In the unholy gaps between set-ups for shots back in Jabba’s fun palace, we had time to be divested of the heavier and most heat-inducing elements of our costumes and were thus free to have a peek around the rest of the set. I saw Harrison Ford sitting off to one side in a canvas chair with his name stencilled on the back, studying his script and looking intense in an actorly kind of way. I wanted to go up to him and say: “Hey, Hal, old buddy, lighten up, huh? This is not exactly Hamlet, right?” But my natural courtesy protocols and the fear of a serious beating precluded that one, but I did have the courage to ask him for his autograph. He obliged in a surly kind of “Sure, kid” way so familiar from his portrayal of Han Solo, then looked me up and down and said: “Hey son, nice furry trousers!” I stammered out that these were actually part of my costume and that I was in the movie too! Was he impressed in any way? No. Did I just make up that last exchange? Yes.

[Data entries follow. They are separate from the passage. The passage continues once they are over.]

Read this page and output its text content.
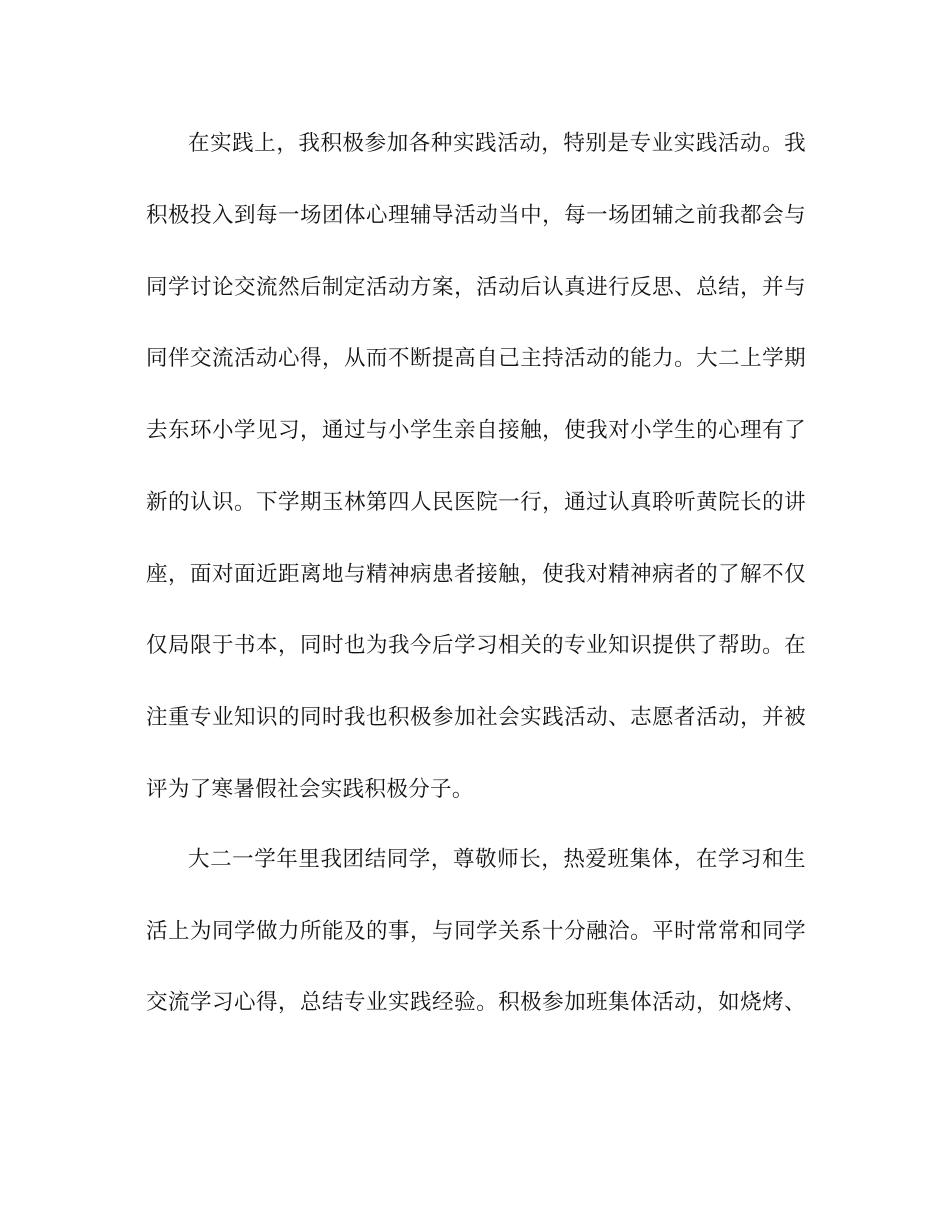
在实践上，我积极参加各种实践活动，特别是专业实践活动。我

积极投入到每一场团体心理辅导活动当中，每一场团辅之前我都会与

同学讨论交流然后制定活动方案，活动后认真进行反思、总结，并与

同伴交流活动心得，从而不断提高自己主持活动的能力。大二上学期

去东环小学见习，通过与小学生亲自接触，使我对小学生的心理有了

新的认识。下学期玉林第四人民医院一行，通过认真聆听黄院长的讲

座，面对面近距离地与精神病患者接触，使我对精神病者的了解不仅

仅局限于书本，同时也为我今后学习相关的专业知识提供了帮助。在

注重专业知识的同时我也积极参加社会实践活动、志愿者活动，并被

评为了寒暑假社会实践积极分子。

大二一学年里我团结同学，尊敬师长，热爱班集体，在学习和生

活上为同学做力所能及的事，与同学关系十分融洽。平时常常和同学

交流学习心得，总结专业实践经验。积极参加班集体活动，如烧烤、
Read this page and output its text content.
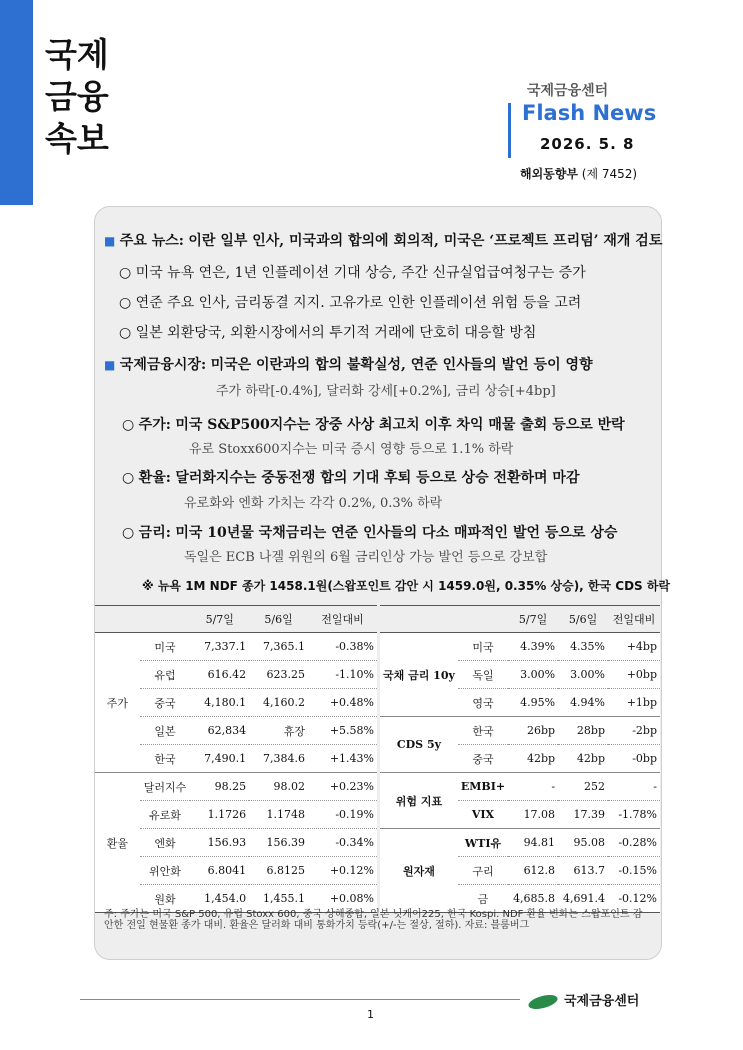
국제
금융
속보
국제금융센터
Flash News
2026. 5. 8
해외동향부 (제 7452)
■ 주요 뉴스: 이란 일부 인사, 미국과의 합의에 회의적, 미국은 ‘프로젝트 프리덤’ 재개 검토
○ 미국 뉴욕 연은, 1년 인플레이션 기대 상승, 주간 신규실업급여청구는 증가
○ 연준 주요 인사, 금리동결 지지. 고유가로 인한 인플레이션 위험 등을 고려
○ 일본 외환당국, 외환시장에서의 투기적 거래에 단호히 대응할 방침
■ 국제금융시장: 미국은 이란과의 합의 불확실성, 연준 인사들의 발언 등이 영향
주가 하락[-0.4%], 달러화 강세[+0.2%], 금리 상승[+4bp]
○ 주가: 미국 S&P500지수는 장중 사상 최고치 이후 차익 매물 출회 등으로 반락
유로 Stoxx600지수는 미국 증시 영향 등으로 1.1% 하락
○ 환율: 달러화지수는 중동전쟁 합의 기대 후퇴 등으로 상승 전환하며 마감
유로화와 엔화 가치는 각각 0.2%, 0.3% 하락
○ 금리: 미국 10년물 국채금리는 연준 인사들의 다소 매파적인 발언 등으로 상승
독일은 ECB 나겔 위원의 6월 금리인상 가능 발언 등으로 강보합
※ 뉴욕 1M NDF 종가 1458.1원(스왑포인트 감안 시 1459.0원, 0.35% 상승), 한국 CDS 하락
		5/7일	5/6일	전일대비
주가	미국	7,337.1	7,365.1	-0.38%
	유럽	616.42	623.25	-1.10%
	중국	4,180.1	4,160.2	+0.48%
	일본	62,834	휴장	+5.58%
	한국	7,490.1	7,384.6	+1.43%
환율	달러지수	98.25	98.02	+0.23%
	유로화	1.1726	1.1748	-0.19%
	엔화	156.93	156.39	-0.34%
	위안화	6.8041	6.8125	+0.12%
	원화	1,454.0	1,455.1	+0.08%
		5/7일	5/6일	전일대비
국채 금리 10y	미국	4.39%	4.35%	+4bp
	독일	3.00%	3.00%	+0bp
	영국	4.95%	4.94%	+1bp
CDS 5y	한국	26bp	28bp	-2bp
	중국	42bp	42bp	-0bp
위험 지표	EMBI+	-	252	-
	VIX	17.08	17.39	-1.78%
원자재	WTI유	94.81	95.08	-0.28%
	구리	612.8	613.7	-0.15%
	금	4,685.8	4,691.4	-0.12%
주: 주가는 미국 S&P 500, 유럽 Stoxx 600, 중국 상해종합, 일본 닛케이225, 한국 Kospi. NDF 환율 변화는 스왑포인트 감안한 전일 현물환 종가 대비. 환율은 달러화 대비 통화가치 등락(+/-는 절상, 절하). 자료: 블룸버그
국제금융센터
1
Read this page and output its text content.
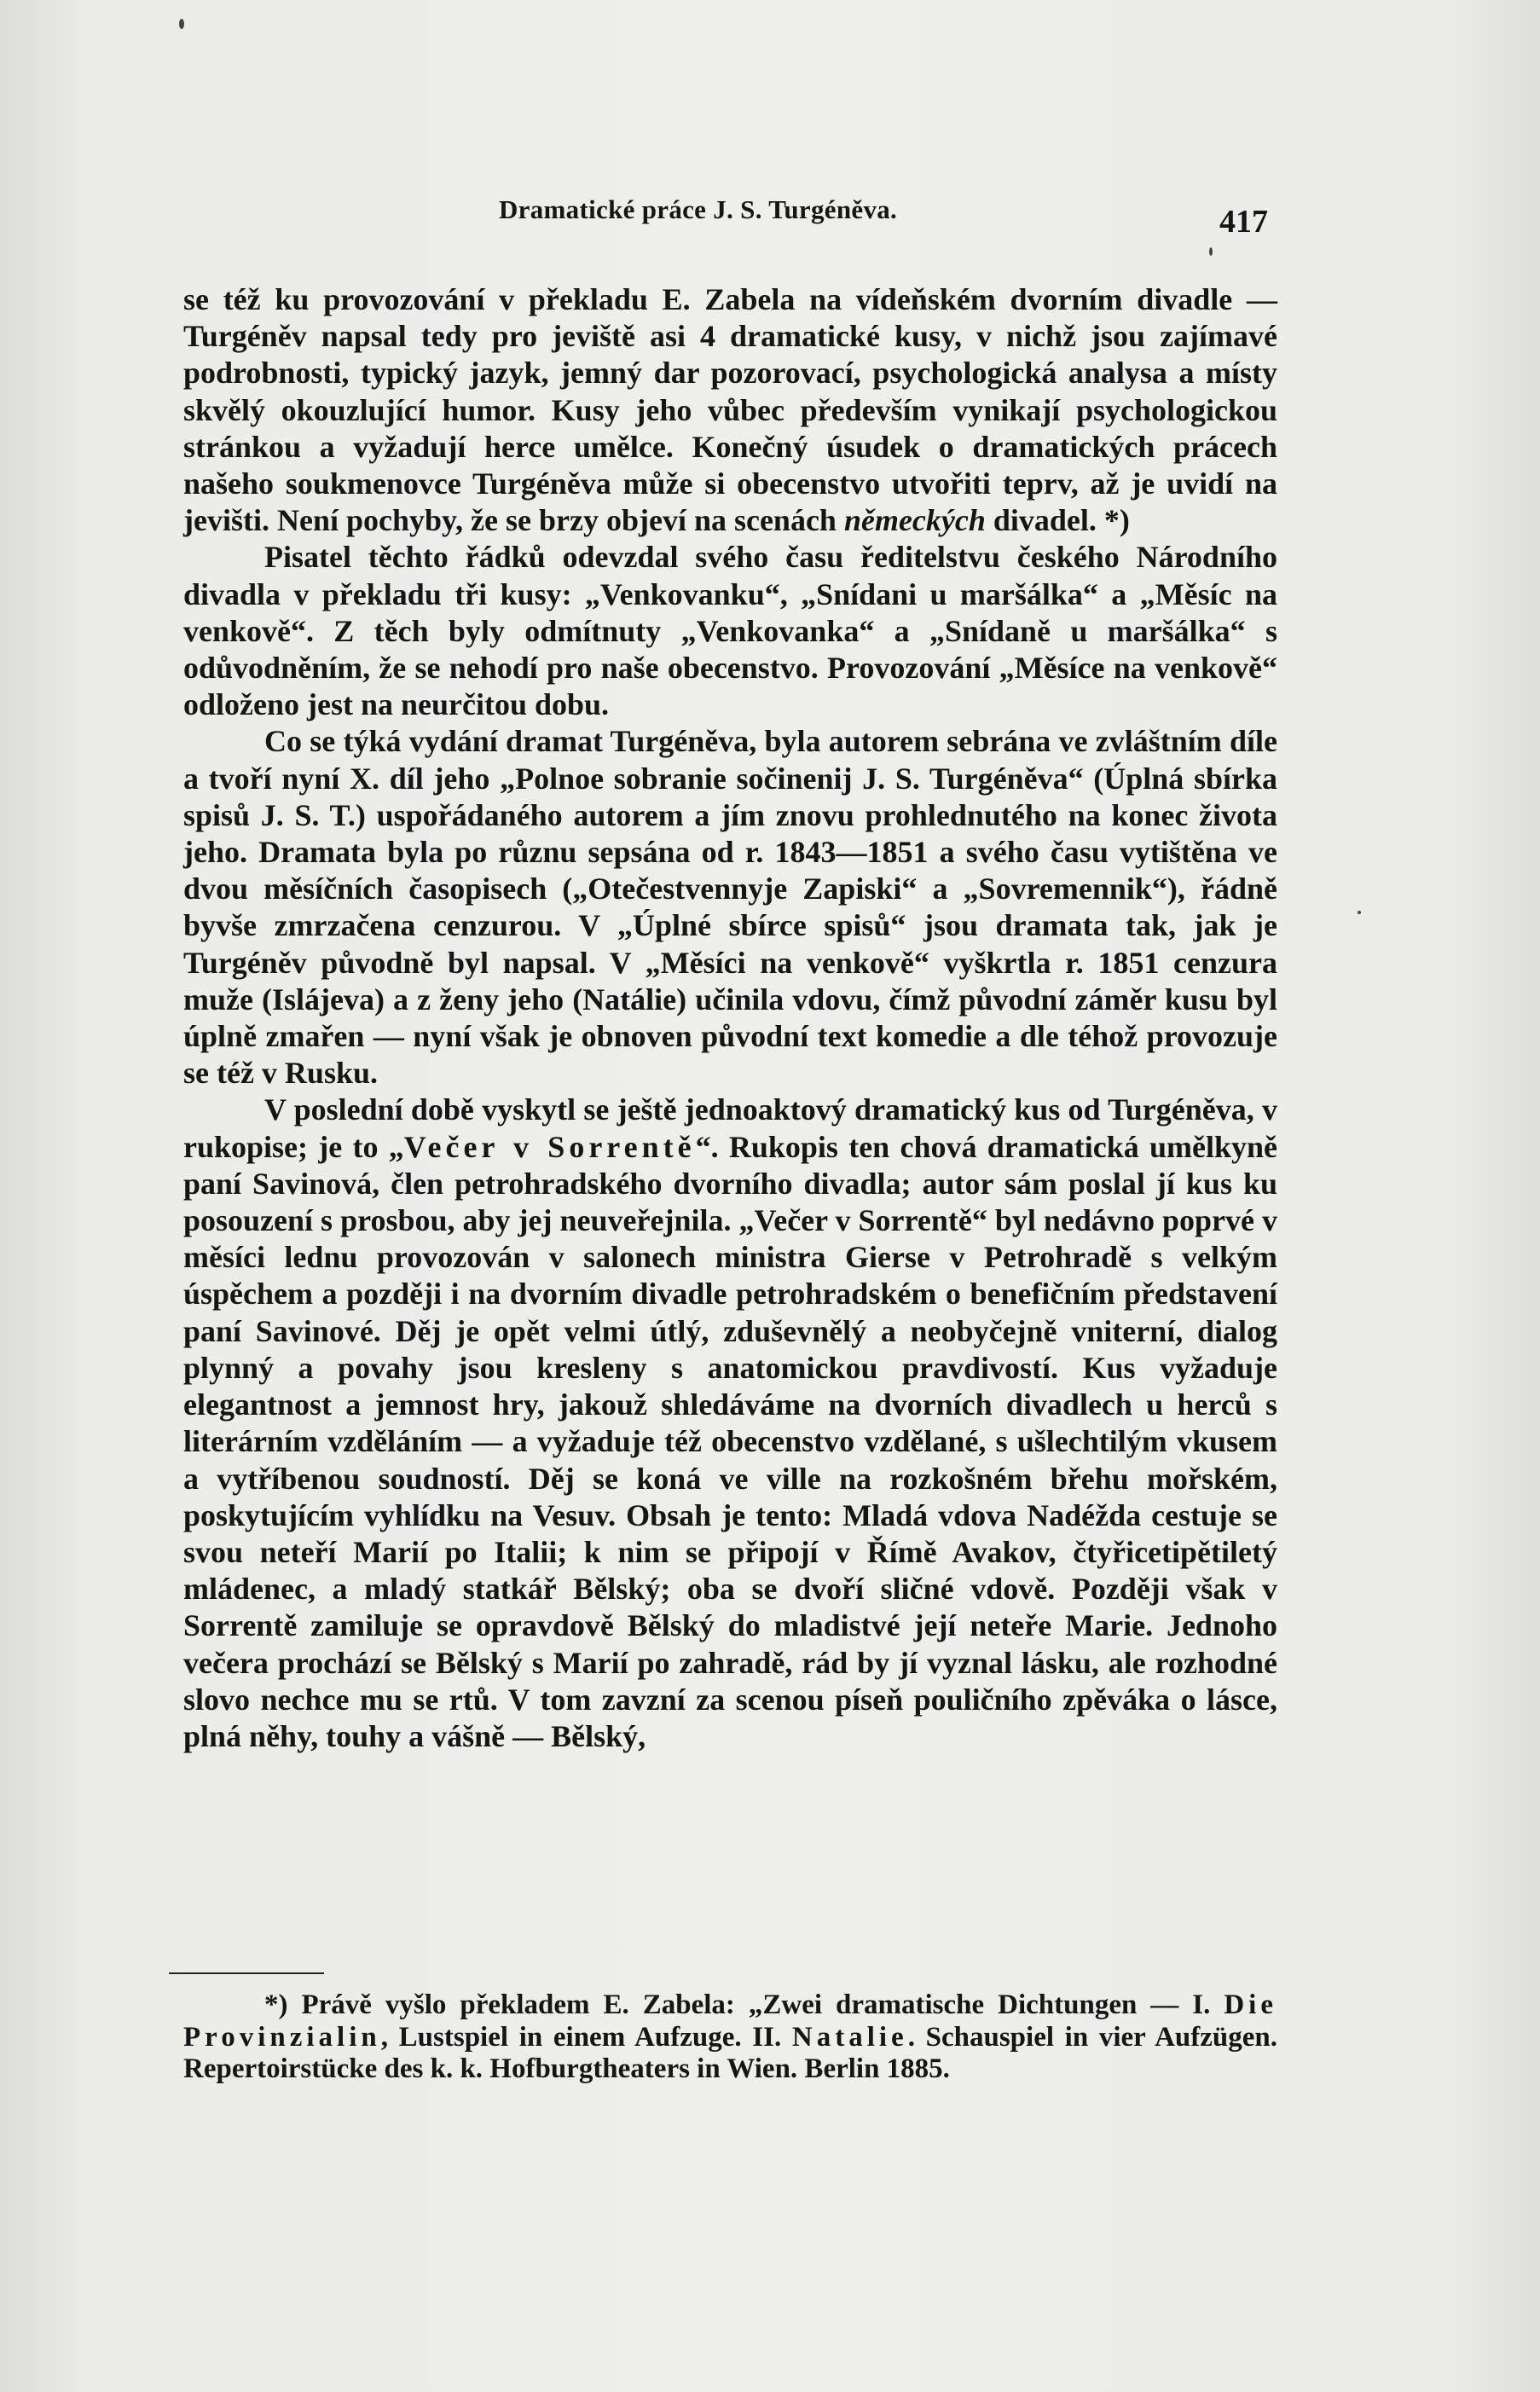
Dramatické práce J. S. Turgéněva.	417

se též ku provozování v překladu E. Zabela na vídeňském dvorním divadle — Turgéněv napsal tedy pro jeviště asi 4 dramatické kusy, v nichž jsou zajímavé podrobnosti, typický jazyk, jemný dar pozorovací, psychologická analysa a místy skvělý okouzlující humor. Kusy jeho vůbec především vynikají psychologickou stránkou a vyžadují herce umělce. Konečný úsudek o dramatických prácech našeho soukmenovce Turgéněva může si obecenstvo utvořiti teprv, až je uvidí na jevišti. Není pochyby, že se brzy objeví na scenách německých divadel. *)

Pisatel těchto řádků odevzdal svého času ředitelstvu českého Národního divadla v překladu tři kusy: „Venkovanku“, „Snídani u maršálka“ a „Měsíc na venkově“. Z těch byly odmítnuty „Venkovanka“ a „Snídaně u maršálka“ s odůvodněním, že se nehodí pro naše obecenstvo. Provozování „Měsíce na venkově“ odloženo jest na neurčitou dobu.

Co se týká vydání dramat Turgéněva, byla autorem sebrána ve zvláštním díle a tvoří nyní X. díl jeho „Polnoe sobranie sočinenij J. S. Turgéněva“ (Úplná sbírka spisů J. S. T.) uspořádaného autorem a jím znovu prohlednutého na konec života jeho. Dramata byla po různu sepsána od r. 1843—1851 a svého času vytištěna ve dvou měsíčních časopisech („Otečestvennyje Zapiski“ a „Sovremennik“), řádně byvše zmrzačena cenzurou. V „Úplné sbírce spisů“ jsou dramata tak, jak je Turgéněv původně byl napsal. V „Měsíci na venkově“ vyškrtla r. 1851 cenzura muže (Islájeva) a z ženy jeho (Natálie) učinila vdovu, čímž původní záměr kusu byl úplně zmařen — nyní však je obnoven původní text komedie a dle téhož provozuje se též v Rusku.

V poslední době vyskytl se ještě jednoaktový dramatický kus od Turgéněva, v rukopise; je to „Večer v Sorrentě“. Rukopis ten chová dramatická umělkyně paní Savinová, člen petrohradského dvorního divadla; autor sám poslal jí kus ku posouzení s prosbou, aby jej neuveřejnila. „Večer v Sorrentě“ byl nedávno poprvé v měsíci lednu provozován v salonech ministra Gierse v Petrohradě s velkým úspěchem a později i na dvorním divadle petrohradském o benefičním představení paní Savinové. Děj je opět velmi útlý, zduševnělý a neobyčejně vniterní, dialog plynný a povahy jsou kresleny s anatomickou pravdivostí. Kus vyžaduje elegantnost a jemnost hry, jakouž shledáváme na dvorních divadlech u herců s literárním vzděláním — a vyžaduje též obecenstvo vzdělané, s ušlechtilým vkusem a vytříbenou soudností. Děj se koná ve ville na rozkošném břehu mořském, poskytujícím vyhlídku na Vesuv. Obsah je tento: Mladá vdova Nadéžda cestuje se svou neteří Marií po Italii; k nim se připojí v Římě Avakov, čtyřicetipětiletý mládenec, a mladý statkář Bělský; oba se dvoří sličné vdově. Později však v Sorrentě zamiluje se opravdově Bělský do mladistvé její neteře Marie. Jednoho večera prochází se Bělský s Marií po zahradě, rád by jí vyznal lásku, ale rozhodné slovo nechce mu se rtů. V tom zavzní za scenou píseň pouličního zpěváka o lásce, plná něhy, touhy a vášně — Bělský,

*) Právě vyšlo překladem E. Zabela: „Zwei dramatische Dichtungen — I. Die Provinzialin, Lustspiel in einem Aufzuge. II. Natalie. Schauspiel in vier Aufzügen. Repertoirstücke des k. k. Hofburgtheaters in Wien. Berlin 1885.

His scribbled signature was clutched in my hand all the way back to the dressing room because it was supposed to be a kind of “Hey darling, look what I’ve got you!” gift for my girlfriend at the time. Girls like that kind of gesture believe me. The only problem was, I lost it somewhere between here and there, and costume donning, etc. Oh God, I can’t go back and ask him again, can I? He’s going to think I’m some kind of stalker. So I didn’t and had to bite my lip when “She Who Must Be Obeyed” asked me tentatively a few nights later if I’d actually met (gulp) Harrison Ford? “Erm…yeah, he was around. But you know, he’s very private and I er..didn’t want to intrude.” “Oh…”, which was followed by that silent kind of meowing thought that girls produce when they feel that their partner has somehow let them down. Whoops! And keep that little failure to your self, I thought.

Now it’s time to introduce Mark Hamill as Luke Skywalker into the on-set action. He’s become a fully-fledged Jedi Knight since Episode V and as such has come to sort out old “Pizza The Hutt” once and for all. So now all of us featured creatures are back into our previous positions from Scene 1 and we settle down to watch the action unfold. Again. And again. And again".